À l’appui de leur demande, les avocats de notre confrère ont évoqué la violation des articles
24.1 et 24.2 de la Constitution, en ce que l’arrestation est réalisée en dehors de la flagrance.
En outre, le Conseil de la défense a soutenu la violation des articles 53 et 66 du décret du 29 mars 1979 sur la profession d’avocat, en ce que l’audition de l’intéressé est subordonnée à l’autorisation du Barreau d’attache de notre confrère.
4. À la suite de l’appel relevé par notre confrère Me Robinson PIERRE-LOUIS, secrétaire de la Fédération des Barreaux D’Haïti et du Barreau de Port-au-Prince, de l’ordonnance du Doyen du tribunal de première instance, la cour d’Appel de Port-au-Prince a maintenu la détention de l’intéressé par un arrêt-ordonnance en date du Vingt-trois (23) août 2022.
5. Les juges du fond ont justifié leur décision de justice sous trois (3) angles.
D’abord, la Cour dissocie la notion de flagrance continue de l’infraction continue. Ensuite, elle évoque la question de l’aveu de Me Pierre-Louis pour justifier le chef de trafic d’influence retenu à l’encontre du mis en cause, ce qui relève de la politique de l’officier de police judiciaire (OPJ), étant précisé que l’aveu forcé est interdit par la loi.
Enfin, la cour d’Appel de Port-au-Prince a soutenu que la comparution volontaire de l’intéressé prive ce dernier de ses privilèges liés à la profession d’avocat et confirme le maintien de la flagrance.
6. Il est vrai que cet arrêt n’est pas exempt de critiques, il n’en demeure pas moins que celui-ci amorce l’évolution de la matière pénale haïtienne. C’est pourquoi cette décision de justice nous interpelle à double niveau.
D’une part, celle-ci nous préoccupe en raison de notre contribution, en tant que chercheur, à l’évolution du droit haïtien, et elle nous interpelle, par principe de solidarité et de confraternité, dans le cadre de la protection des avocats dans l’exercice de leur mission, d’autre part.
Pour cela, il importe d’analyser d’abord le raisonnement de la Cour sur la différence entre la notion de flagrance continue et la question d’infraction continue (I), ensuite de questionner le chef de trafic d’influence retenu par les juges du fond (II) et enfin d’analyser la portée des articles 53 et 66 du décret du 29 mars 1979 sur la profession d’avocat.
I – Dissociation de flagrance continue d’infraction continue
7. La cour d’Appel établit clairement une différence entre la notion de flagrance continue et la question d’infraction continue.

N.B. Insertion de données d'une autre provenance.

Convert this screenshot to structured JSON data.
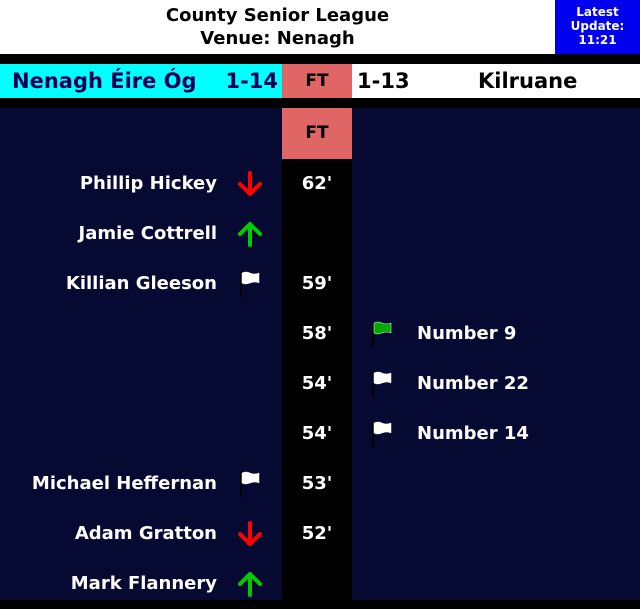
{
  "header": {
    "competition": "County Senior League",
    "venue": "Venue: Nenagh",
    "update_label_1": "Latest",
    "update_label_2": "Update:",
    "update_time": "11:21"
  },
  "scoreboard": {
    "home_team": "Nenagh Éire Óg",
    "home_score": "1-14",
    "status": "FT",
    "away_score": "1-13",
    "away_team": "Kilruane"
  },
  "timeline": {
    "status": "FT",
    "events": [
      {
        "side": "home",
        "player": "Phillip Hickey",
        "icon": "sub-off-arrow-icon",
        "minute": "62'"
      },
      {
        "side": "home",
        "player": "Jamie Cottrell",
        "icon": "sub-on-arrow-icon",
        "minute": ""
      },
      {
        "side": "home",
        "player": "Killian Gleeson",
        "icon": "white-flag-icon",
        "minute": "59'"
      },
      {
        "side": "away",
        "player": "Number 9",
        "icon": "green-flag-icon",
        "minute": "58'"
      },
      {
        "side": "away",
        "player": "Number 22",
        "icon": "white-flag-icon",
        "minute": "54'"
      },
      {
        "side": "away",
        "player": "Number 14",
        "icon": "white-flag-icon",
        "minute": "54'"
      },
      {
        "side": "home",
        "player": "Michael Heffernan",
        "icon": "white-flag-icon",
        "minute": "53'"
      },
      {
        "side": "home",
        "player": "Adam Gratton",
        "icon": "sub-off-arrow-icon",
        "minute": "52'"
      },
      {
        "side": "home",
        "player": "Mark Flannery",
        "icon": "sub-on-arrow-icon",
        "minute": ""
      }
    ]
  },
  "colors": {
    "home_bg": "#00ffff",
    "status_bg": "#e06666",
    "update_bg": "#0000ee",
    "timeline_bg": "#060a33",
    "sub_off": "#ff0000",
    "sub_on": "#00cc00",
    "green_flag": "#00aa00",
    "white_flag": "#ffffff"
  }
}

Pour ce faire, elle explique que le législateur haïtien se limite à la seule définition de la notion de flagrance sans limiter celle-ci dans le temps.
Pour rappel, nous avons évidemment évoqué cette ambiguïté dans notre livre issu de nos travaux de recherche doctorale effectué durant six années à l’Université Paris Nanterre, en ce que la question de flagrance n’est pas entourée de « temporalité judiciaire » dans le droit haïtien (G. Blaise, Mesures privatives de libertés avant jugement. Regard porté sur le droit haïtien à la lumière du droit français., PP : 65-86). D’ailleurs, nous avons attiré l’attention des juristes sur cette ambiguïté au travers d’une publication d’un extrait de notre ouvrage sur les réseaux sociaux, n’ayant pas voulu influencer le traitement judiciaire de cette affaire dont le contentieux sur l’arrestation était en cours.

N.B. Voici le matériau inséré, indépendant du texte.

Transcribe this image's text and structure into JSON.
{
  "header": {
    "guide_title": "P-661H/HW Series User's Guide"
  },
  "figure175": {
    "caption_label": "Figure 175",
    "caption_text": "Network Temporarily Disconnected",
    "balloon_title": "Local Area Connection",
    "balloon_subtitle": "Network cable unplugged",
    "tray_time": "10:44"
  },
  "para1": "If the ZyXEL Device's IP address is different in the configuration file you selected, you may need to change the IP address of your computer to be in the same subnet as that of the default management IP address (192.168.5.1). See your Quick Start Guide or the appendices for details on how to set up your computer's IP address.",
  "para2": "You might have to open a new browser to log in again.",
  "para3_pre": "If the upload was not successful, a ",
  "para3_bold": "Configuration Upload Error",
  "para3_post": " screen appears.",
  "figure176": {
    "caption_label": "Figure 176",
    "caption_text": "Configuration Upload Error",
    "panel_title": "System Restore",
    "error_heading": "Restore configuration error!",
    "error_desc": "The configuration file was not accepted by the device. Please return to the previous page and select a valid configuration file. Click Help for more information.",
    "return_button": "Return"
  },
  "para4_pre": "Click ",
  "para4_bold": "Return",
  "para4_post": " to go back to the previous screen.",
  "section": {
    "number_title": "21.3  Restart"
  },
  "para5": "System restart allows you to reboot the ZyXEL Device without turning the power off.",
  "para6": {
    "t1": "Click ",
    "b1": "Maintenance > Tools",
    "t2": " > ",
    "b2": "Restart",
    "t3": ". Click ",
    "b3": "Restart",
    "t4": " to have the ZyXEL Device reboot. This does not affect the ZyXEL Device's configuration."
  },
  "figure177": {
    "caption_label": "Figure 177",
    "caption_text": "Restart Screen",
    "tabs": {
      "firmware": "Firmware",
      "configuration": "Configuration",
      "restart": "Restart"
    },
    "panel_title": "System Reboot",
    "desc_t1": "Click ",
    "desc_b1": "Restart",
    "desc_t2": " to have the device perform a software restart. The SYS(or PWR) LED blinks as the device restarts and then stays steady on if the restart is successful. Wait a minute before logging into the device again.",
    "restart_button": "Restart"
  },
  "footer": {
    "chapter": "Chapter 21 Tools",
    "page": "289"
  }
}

Il est regrettable que la cour d’Appel ne justifie pas son raisonnement en matière de flagrance
par les articles 31 et 35 du code d’instruction criminelle (CIC).
8. Quant à la notion d’infraction continue, la cour se contente malheureusement d’évoquer la portée de cette notion sur la question de la prescription, en tant que les juges du fond affirment
que l’infraction continue est constituée à partir de « la découverte de l’infraction poursuivie »

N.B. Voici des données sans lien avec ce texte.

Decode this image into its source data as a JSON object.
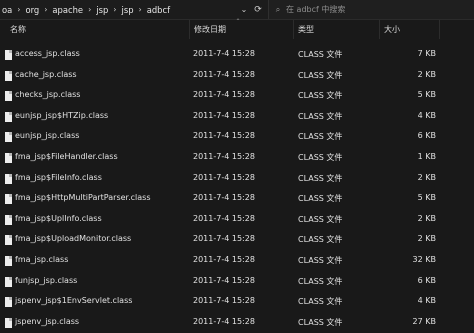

par les autorités publiques.
Même si le raisonnement de la Cour paraît objectivement fondé, les juges du fond auraient dû approfondir leur argumentaire juridique dans le but d’expliquer les éléments caractérisant l’infraction continue, et dire pourquoi le chef de trafic d’influence constituerait une infraction continue dans le cadre de cette affaire.
De plus, il est regrettable que la Cour n’ait pas mentionné les textes normatifs à l’appui de son
raisonnement.
9. Pour la compréhension des lecteurs, nous nous permettons de nous substituer à la cour
d’Appel pour élucider ces aspects complexes dans la matière pénale.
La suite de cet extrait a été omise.